What should I expect from studying Computer Science and IT?
Candidates should expect a variety of modules – as Computing, and IT surrounds everyone in every aspect, every day! Therefore the range of areas to study is just as vast. Students will be able to specialise their degree from Programming, to Mathematics, to the History of Computing.
How will I be assessed?
Computer science degrees are assessed through examinations, coursework and project work where they create programmes or work against a brief to show they understand how to complete certain tasks, this will vary from each institution, by visiting university open days, it will help find the right university course, as students will be able to talk to students and lecturers finding out what modules are on offer and how the computer science degree courses are marked.
Mini-tests and tasks will take place through the academic year, which will be compulsory but may not have any weight in the final degree classification.
Why study Computer Science and IT?
Degrees in this area offer exciting and fast-moving studies, allowing candidates to combine their skills of problem-solving, creative thinking and analysis to come up with solutions for technological issues. Technology is constantly changing and advancing, offering never-ending learning and creating for graduates.
Computer Science and even a part time computer science degree offers individuals with rewarding and challenging possibilities as well as employment opportunities in nearly every career sector due to the high demand.
What happens after I graduate?
Nearly every single company or business uses computers, or at least some form of technology, meaning there will be organisations all over that value skills gained through this degree.
If students wish to branch out or to specialise, they can consider completing a postgraduate course allowing them to advance in their studies and look into law, or teaching with their knowledge, or even going and taking a degree apprenticeships computer science as well.
Each institution requires varying computer science degree entry requirements, from BBB to AAA, depending on the university.

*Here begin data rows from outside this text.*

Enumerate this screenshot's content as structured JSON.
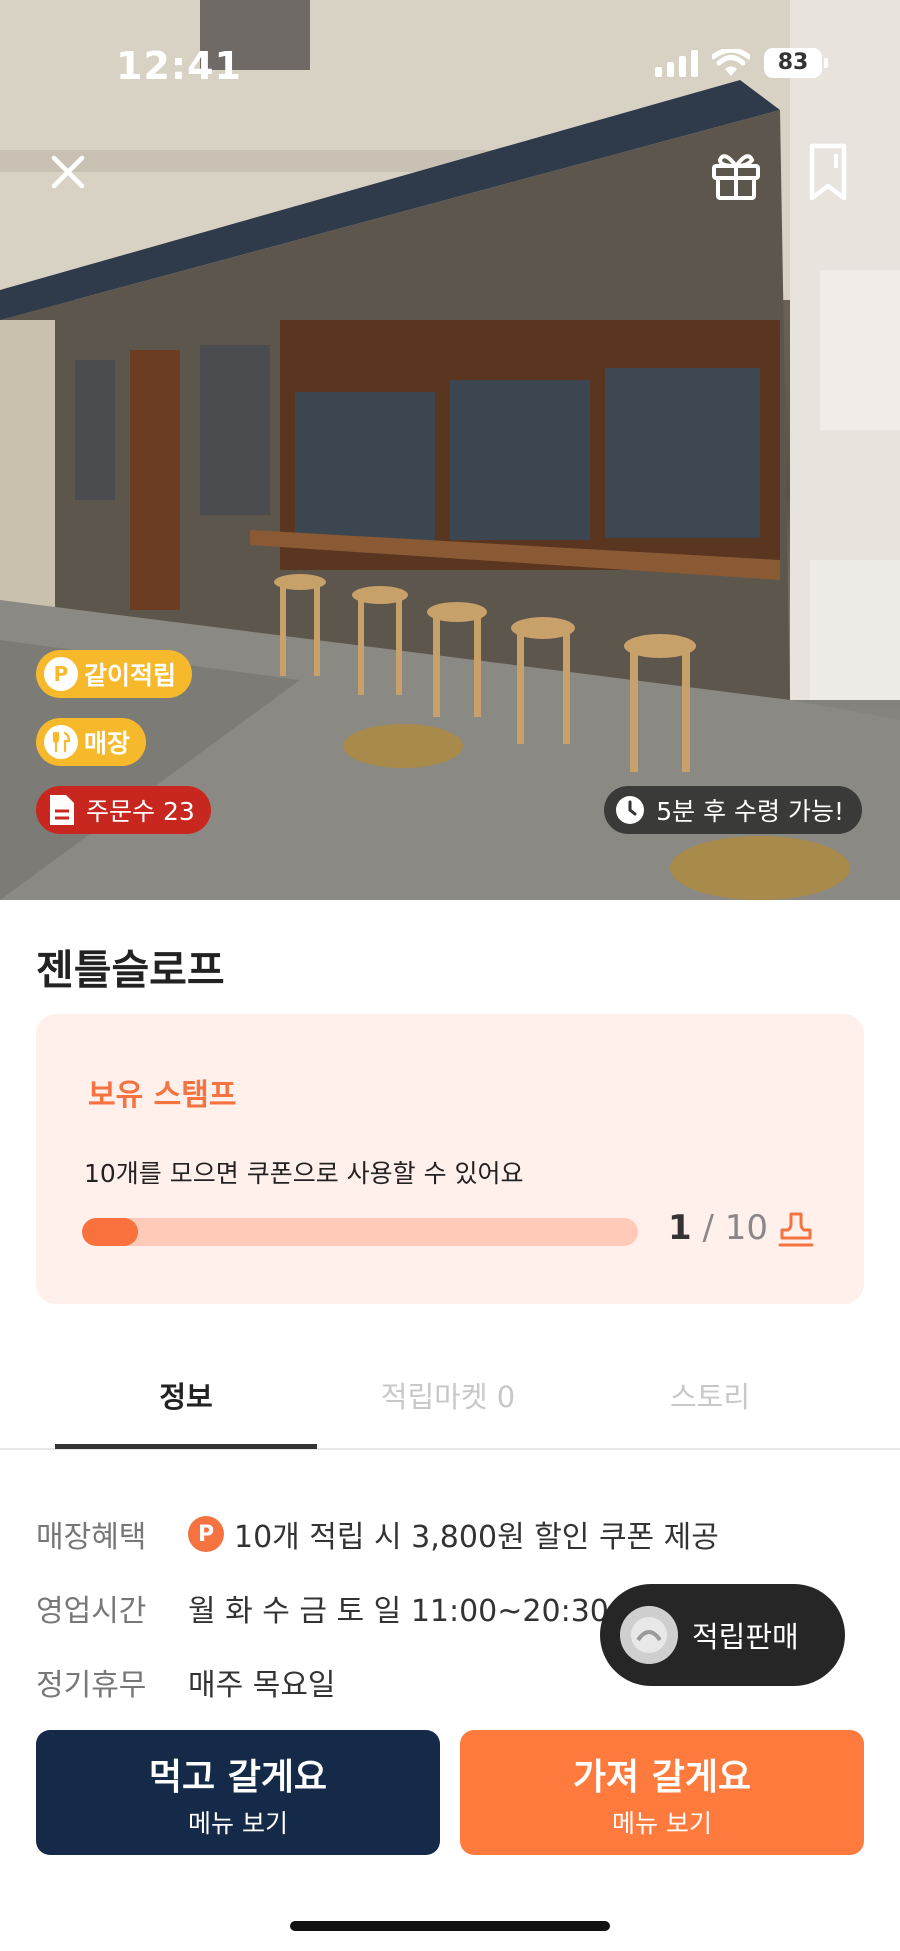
{
  "status_bar": {
    "time": "12:41",
    "battery": "83"
  },
  "header": {
    "close_icon": "close-icon",
    "gift_icon": "gift-icon",
    "bookmark_icon": "bookmark-icon"
  },
  "hero": {
    "tags": [
      {
        "label": "같이적립",
        "icon": "P"
      },
      {
        "label": "매장",
        "icon": "fork-spoon-icon"
      },
      {
        "label": "주문수 23",
        "icon": "document-icon"
      }
    ],
    "pickup": "5분 후 수령 가능!"
  },
  "store": {
    "name": "젠틀슬로프"
  },
  "stamp": {
    "title": "보유 스탬프",
    "description": "10개를 모으면 쿠폰으로 사용할 수 있어요",
    "current": "1",
    "separator": " / ",
    "total": "10",
    "progress_fraction": 0.1,
    "accent": "#f47340"
  },
  "tabs": [
    {
      "label": "정보",
      "active": true
    },
    {
      "label": "적립마켓 0",
      "active": false
    },
    {
      "label": "스토리",
      "active": false
    }
  ],
  "info": {
    "benefit": {
      "label": "매장혜택",
      "value": "10개 적립 시 3,800원 할인 쿠폰 제공",
      "badge": "P"
    },
    "hours": {
      "label": "영업시간",
      "value": "월 화 수 금 토 일  11:00~20:30"
    },
    "holiday": {
      "label": "정기휴무",
      "value": "매주 목요일"
    }
  },
  "floating": {
    "sell_label": "적립판매"
  },
  "actions": {
    "eat_in": {
      "label": "먹고 갈게요",
      "sub": "메뉴 보기",
      "color": "#142a48"
    },
    "take_out": {
      "label": "가져 갈게요",
      "sub": "메뉴 보기",
      "color": "#ff7a3d"
    }
  }
}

Will it help me get a job?
This degree will prepare candidates for the future, allowing them to explore several areas within the spectrum of computing, IT and computer science, giving them a better insight into the areas that they enjoy most, therefore you can also apply for a computer science degree apprenticeships, even with a part-time computer science degree.

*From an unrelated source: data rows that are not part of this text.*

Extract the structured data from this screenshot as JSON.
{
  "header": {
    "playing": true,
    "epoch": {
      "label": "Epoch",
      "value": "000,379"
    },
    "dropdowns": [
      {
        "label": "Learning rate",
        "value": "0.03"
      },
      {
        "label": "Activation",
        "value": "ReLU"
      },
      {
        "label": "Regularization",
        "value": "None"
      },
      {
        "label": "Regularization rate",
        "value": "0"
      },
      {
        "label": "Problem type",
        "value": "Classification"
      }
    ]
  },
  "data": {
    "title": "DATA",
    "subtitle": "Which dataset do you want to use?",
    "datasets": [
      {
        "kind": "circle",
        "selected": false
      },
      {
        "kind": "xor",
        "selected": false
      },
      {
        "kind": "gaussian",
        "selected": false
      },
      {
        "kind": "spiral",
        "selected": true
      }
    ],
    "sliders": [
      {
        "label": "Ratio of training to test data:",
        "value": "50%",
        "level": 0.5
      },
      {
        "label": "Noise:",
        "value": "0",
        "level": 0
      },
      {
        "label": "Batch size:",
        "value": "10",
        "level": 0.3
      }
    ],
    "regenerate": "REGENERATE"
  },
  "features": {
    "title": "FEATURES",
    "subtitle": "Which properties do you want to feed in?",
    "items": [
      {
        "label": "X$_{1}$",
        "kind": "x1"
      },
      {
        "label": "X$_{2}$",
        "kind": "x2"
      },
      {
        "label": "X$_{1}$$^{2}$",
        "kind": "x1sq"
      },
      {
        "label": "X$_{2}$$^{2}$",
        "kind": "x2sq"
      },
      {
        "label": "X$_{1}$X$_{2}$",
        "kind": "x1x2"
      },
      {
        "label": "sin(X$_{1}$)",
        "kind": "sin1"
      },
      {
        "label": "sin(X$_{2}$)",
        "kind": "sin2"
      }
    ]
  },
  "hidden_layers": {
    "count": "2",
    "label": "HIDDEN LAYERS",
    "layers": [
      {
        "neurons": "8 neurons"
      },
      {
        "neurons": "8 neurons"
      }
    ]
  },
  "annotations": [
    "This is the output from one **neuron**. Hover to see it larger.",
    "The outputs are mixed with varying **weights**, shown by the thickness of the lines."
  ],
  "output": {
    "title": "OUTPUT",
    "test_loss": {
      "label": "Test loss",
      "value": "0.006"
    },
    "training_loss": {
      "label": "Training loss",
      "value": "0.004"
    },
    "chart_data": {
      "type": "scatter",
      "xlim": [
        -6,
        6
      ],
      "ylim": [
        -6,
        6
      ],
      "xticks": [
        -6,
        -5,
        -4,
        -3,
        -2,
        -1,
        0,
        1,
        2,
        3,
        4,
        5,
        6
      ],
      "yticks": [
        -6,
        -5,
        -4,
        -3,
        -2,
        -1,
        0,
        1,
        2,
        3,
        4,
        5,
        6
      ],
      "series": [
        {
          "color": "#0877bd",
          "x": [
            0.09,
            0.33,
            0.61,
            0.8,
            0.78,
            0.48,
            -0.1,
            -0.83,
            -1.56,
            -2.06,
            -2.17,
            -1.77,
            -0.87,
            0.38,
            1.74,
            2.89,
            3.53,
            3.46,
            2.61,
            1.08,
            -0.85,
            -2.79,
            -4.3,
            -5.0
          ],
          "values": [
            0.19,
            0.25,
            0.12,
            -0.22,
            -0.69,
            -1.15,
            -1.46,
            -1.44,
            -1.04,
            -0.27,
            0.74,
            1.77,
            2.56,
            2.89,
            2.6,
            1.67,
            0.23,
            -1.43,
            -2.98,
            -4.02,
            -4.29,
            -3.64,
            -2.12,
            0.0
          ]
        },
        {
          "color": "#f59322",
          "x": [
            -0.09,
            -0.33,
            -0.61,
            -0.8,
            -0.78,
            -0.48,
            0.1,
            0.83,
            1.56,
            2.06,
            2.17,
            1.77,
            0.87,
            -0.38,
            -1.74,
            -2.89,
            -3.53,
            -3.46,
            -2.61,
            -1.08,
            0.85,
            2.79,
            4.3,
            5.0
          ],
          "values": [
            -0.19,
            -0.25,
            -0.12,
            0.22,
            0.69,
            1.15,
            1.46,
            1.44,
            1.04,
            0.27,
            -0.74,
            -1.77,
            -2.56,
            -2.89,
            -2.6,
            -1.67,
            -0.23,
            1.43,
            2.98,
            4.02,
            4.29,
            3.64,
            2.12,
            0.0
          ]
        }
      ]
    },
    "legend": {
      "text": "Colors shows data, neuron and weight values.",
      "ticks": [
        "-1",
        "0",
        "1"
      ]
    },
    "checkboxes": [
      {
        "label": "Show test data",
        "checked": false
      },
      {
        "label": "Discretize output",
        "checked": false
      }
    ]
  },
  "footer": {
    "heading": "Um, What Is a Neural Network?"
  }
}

What types of jobs can I get from studying Computer Science and IT?
From web design, game design and database administrator, to media programmer, network engineer and IT trainer, a degree in computing offers several areas of employment prospects for people looking for jobs with computer science degree.
What can I study after Computer Science and IT?
Master’s programmes are available in Data Science, Computing and IT, Artificial Intelligence, Engineering and Informatics, and Computational Life Science.
IT support technician might work within one hospital, school, or bank branch, providing on-demand support, training and maintenance to the colleagues in that building.
Famous Computer Science and IT studies alumni
Mark Zuckerberg, who was only 23 when named one of the youngest billionaires by Forbes magazine due to his invention of Facebook. Zuckerberg was attending Harvard University studying Computer Science and Psychology when the idea of the most successful social networking website came to him, but let’s face it, he probably could have had any jobs with a computer science degree that would have met his fancy!